沒想到這些人竟然看得這麼緊,她急中生智,連忙道。
“我是來送信的。”
“方才在堂內見了端木家主一面,把信交到了他手上。”
領頭人冷笑一聲。
“送信?什麼信?送信需要走進去一炷香的功夫?”
“給我搜!”
話音剛落,頓時有兩個手下上前,強行翻開了她的包裹。
包裹裡掉出來幾張紙片,其中一張是她與端木家主及其夫人的合影。
那是她留洋前拍的,一直貼身帶著,忘了取出來。
領頭人拿起那張照片。
“情報上說端木瑛有能夠改變人肉身的妖術......”
“你就是端木瑛吧!”
............
端木瑛再次醒來時,她發現自己被關在一間昏暗的房間裡。
周圍是厚重的石壁,只有一扇鐵門與外界相連。
那個面容陰沉的中年人站在鐵門外,隔著柵欄看著她。
“交出雙全手,我放你走。
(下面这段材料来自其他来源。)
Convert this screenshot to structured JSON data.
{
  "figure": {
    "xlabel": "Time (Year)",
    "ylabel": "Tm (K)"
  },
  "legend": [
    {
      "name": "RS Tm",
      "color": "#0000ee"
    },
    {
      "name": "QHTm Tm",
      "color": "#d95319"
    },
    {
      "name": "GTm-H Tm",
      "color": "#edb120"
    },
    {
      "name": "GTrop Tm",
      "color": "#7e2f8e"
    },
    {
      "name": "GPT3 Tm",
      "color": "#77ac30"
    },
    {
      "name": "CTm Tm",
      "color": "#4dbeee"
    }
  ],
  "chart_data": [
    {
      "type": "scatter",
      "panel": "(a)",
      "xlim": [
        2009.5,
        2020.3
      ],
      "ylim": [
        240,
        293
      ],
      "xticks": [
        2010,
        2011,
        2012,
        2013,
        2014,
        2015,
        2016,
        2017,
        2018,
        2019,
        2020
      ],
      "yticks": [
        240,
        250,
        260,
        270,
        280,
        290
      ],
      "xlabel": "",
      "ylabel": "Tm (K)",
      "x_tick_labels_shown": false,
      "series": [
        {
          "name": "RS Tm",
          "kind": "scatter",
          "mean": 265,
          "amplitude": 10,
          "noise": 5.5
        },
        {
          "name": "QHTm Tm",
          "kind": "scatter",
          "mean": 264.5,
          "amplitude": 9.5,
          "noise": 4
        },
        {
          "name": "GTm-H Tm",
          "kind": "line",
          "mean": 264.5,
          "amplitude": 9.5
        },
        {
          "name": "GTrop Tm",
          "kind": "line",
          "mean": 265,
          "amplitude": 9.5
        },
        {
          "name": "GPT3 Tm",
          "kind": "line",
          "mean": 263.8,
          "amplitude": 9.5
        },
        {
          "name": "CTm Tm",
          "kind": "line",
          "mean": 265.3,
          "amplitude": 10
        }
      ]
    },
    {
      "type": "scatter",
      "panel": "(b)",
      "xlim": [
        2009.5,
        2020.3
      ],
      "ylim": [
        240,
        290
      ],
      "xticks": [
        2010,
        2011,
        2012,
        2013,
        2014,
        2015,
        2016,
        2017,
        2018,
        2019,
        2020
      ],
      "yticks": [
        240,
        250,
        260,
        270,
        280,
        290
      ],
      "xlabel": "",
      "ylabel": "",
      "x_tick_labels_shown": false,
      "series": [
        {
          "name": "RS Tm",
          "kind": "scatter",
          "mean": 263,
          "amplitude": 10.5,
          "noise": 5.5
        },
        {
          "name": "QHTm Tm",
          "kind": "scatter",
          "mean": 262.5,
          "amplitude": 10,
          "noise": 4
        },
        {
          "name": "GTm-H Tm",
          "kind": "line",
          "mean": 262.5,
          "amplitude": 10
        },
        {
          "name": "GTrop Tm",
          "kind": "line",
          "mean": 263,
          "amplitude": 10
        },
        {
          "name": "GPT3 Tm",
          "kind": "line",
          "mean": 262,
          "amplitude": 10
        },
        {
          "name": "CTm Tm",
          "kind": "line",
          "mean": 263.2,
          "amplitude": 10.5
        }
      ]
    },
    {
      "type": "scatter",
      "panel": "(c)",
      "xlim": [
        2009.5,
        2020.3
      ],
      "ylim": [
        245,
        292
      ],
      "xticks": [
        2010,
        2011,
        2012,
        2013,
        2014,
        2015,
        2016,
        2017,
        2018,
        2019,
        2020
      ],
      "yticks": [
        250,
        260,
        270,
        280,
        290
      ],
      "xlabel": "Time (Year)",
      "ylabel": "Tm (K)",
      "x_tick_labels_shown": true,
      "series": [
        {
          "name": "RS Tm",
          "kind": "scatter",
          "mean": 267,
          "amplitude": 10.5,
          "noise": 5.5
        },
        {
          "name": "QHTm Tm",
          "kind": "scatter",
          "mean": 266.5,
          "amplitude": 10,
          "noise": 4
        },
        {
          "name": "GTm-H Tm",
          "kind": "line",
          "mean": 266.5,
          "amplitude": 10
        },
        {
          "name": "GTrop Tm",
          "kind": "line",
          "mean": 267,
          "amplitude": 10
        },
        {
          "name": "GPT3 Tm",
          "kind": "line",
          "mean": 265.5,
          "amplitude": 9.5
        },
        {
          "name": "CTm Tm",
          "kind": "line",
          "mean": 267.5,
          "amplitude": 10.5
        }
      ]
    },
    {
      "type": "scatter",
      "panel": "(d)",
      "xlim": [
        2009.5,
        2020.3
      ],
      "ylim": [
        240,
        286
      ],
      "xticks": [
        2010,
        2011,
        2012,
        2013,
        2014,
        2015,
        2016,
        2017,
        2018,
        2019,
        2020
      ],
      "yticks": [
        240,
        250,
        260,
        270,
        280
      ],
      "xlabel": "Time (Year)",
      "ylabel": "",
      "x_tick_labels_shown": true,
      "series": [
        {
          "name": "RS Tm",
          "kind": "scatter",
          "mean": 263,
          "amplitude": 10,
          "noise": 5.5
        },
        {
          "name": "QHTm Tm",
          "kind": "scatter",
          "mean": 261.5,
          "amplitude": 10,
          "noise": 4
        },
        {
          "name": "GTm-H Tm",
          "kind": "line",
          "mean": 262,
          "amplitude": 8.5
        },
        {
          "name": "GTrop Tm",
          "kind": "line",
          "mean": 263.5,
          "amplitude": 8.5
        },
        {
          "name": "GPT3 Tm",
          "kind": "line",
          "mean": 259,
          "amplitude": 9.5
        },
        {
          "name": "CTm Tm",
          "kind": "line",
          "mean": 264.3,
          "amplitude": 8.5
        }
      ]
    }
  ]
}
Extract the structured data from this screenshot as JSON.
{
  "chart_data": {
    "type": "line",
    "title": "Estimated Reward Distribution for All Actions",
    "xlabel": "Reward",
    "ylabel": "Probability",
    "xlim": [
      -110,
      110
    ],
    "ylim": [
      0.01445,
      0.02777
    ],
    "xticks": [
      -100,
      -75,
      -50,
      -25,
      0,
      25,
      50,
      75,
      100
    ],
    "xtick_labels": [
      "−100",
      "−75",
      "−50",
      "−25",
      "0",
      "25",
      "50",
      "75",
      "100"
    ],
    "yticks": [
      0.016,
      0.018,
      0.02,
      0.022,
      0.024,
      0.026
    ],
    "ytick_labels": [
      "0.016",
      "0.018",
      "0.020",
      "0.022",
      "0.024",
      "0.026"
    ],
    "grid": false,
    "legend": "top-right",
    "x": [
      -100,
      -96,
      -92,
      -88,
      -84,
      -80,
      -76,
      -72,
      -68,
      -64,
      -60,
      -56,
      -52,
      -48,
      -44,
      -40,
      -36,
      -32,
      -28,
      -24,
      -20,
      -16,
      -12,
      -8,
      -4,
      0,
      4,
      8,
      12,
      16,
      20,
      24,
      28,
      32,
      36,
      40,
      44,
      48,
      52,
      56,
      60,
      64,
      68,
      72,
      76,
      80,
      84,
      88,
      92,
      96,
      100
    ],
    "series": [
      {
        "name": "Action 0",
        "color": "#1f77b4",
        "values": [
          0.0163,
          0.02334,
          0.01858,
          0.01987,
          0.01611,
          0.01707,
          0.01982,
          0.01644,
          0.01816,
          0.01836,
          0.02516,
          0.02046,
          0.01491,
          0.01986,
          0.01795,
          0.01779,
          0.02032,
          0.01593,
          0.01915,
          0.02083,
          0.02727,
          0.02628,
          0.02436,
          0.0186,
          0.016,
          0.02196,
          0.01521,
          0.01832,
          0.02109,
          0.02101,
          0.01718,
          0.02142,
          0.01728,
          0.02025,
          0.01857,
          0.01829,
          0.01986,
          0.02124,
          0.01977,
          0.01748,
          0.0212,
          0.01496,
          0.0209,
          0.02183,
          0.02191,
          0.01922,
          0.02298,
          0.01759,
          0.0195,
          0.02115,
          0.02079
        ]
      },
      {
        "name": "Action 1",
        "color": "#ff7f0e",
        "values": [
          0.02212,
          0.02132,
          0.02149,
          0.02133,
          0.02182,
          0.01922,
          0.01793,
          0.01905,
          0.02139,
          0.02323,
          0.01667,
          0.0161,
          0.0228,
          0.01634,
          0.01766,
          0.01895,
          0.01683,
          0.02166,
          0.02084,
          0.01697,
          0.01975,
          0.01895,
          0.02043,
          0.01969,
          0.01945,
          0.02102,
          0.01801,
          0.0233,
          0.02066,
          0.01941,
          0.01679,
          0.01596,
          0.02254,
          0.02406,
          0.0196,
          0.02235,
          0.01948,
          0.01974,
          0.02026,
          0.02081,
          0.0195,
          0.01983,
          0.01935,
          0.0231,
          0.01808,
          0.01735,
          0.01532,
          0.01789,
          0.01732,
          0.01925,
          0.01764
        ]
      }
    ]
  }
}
”
端木瑛沉默了片刻。
“自從得到雙全手之後,我就防著你們這些人呢。”
“我已經修改了我的記憶,現在,連我自己都沒辦法把雙全手傳給別人。”
領頭人的臉色陰沉下來。
“你在騙我。”
“你可以試試。”
端木瑛靠著牆,目光平靜地回視他。
“雙全手就在那裡,你拿得走,算你的本事。”
領頭人盯著她看了許久,最終冷笑一聲。
“好。你有骨氣。”
“那你就待在這裡,做我們族人的醫生,什麼時候想通了,什麼時候告訴我。”
鐵門關上了。
端木瑛靠著冰冷的石壁,聽著門鎖落下的聲響,閉上了眼睛。
日復一日,年復一年。
來找她看病的人換了一茬又一茬。
端木瑛的臉在那些日復一日的勞作中漸漸變得消瘦,眼窩深陷,嘴角那抹年輕時的銳氣被磨成了一層淡淡的灰。
她開始動搖了。
如果她當初沒有鎖住自己的記憶,如果她能將雙全手完整地交出去。
是否就能換來自由,就能離開這間連陽光都照不進來的石室。
這個念頭第一次出現時,她將它壓了下去。
但它第二次出現時,她沒有。
第三次、第四次,她任由它盤踞在心頭,像一棵從石縫中長出來的野草,越長越高,越長越密。
終於有一天,她開口了。
“我有一個辦法。”
她告訴領頭人,雙全手如今只存在於她的血脈之中。
或許可以將她的血渡給別人,以此讓其他人也能使用雙全手。
領頭人後開口。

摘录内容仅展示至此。